2. Id., Article 39(b) and (c)
2.5. India is a socialist State. One of the fundamental requirements of a socialist State is to provide for social control of means of production. The control of means of production by few individuals results in creating a vested interest. It becomes in fact the starting point of exploitation by those who control the means of production of those who have to serve the controllers of means of production. Socialist State would presage an effective social order in which there would be equitable distribution of the national cake. Concentration of wealth represented by property in the hands of few would be a negation of a socialist State.

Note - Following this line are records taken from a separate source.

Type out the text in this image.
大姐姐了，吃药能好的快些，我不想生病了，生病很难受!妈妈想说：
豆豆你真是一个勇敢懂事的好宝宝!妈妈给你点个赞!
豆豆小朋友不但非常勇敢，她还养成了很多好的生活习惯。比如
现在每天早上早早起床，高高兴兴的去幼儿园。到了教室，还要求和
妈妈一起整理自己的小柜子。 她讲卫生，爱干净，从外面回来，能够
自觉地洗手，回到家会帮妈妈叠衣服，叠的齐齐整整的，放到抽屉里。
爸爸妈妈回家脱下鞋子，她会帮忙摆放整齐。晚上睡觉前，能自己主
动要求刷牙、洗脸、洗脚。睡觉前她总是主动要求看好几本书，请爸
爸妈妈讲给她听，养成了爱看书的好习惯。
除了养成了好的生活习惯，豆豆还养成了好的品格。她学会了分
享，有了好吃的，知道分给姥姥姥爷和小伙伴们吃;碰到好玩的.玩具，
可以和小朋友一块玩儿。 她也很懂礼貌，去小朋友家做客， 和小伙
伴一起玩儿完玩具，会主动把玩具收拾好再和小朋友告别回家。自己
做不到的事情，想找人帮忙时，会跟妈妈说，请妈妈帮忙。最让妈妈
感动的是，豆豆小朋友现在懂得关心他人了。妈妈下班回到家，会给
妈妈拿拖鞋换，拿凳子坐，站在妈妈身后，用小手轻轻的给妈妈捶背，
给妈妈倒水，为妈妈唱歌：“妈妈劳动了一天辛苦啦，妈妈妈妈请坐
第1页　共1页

Therefore, the State policy was to be directed towards the operation of the economic system in such manner as not to permit concentration of wealth in the hands of few because such concentration is generally presumed to be to the common detriment. Power of wealth is generally put to nefarious uses and its tremendous concentration must be deemed to be anti-social. Therefore, concentration of wealth has always to be curbed by effective State action. Property of every sort is a tangible manifestation of concentration of wealth.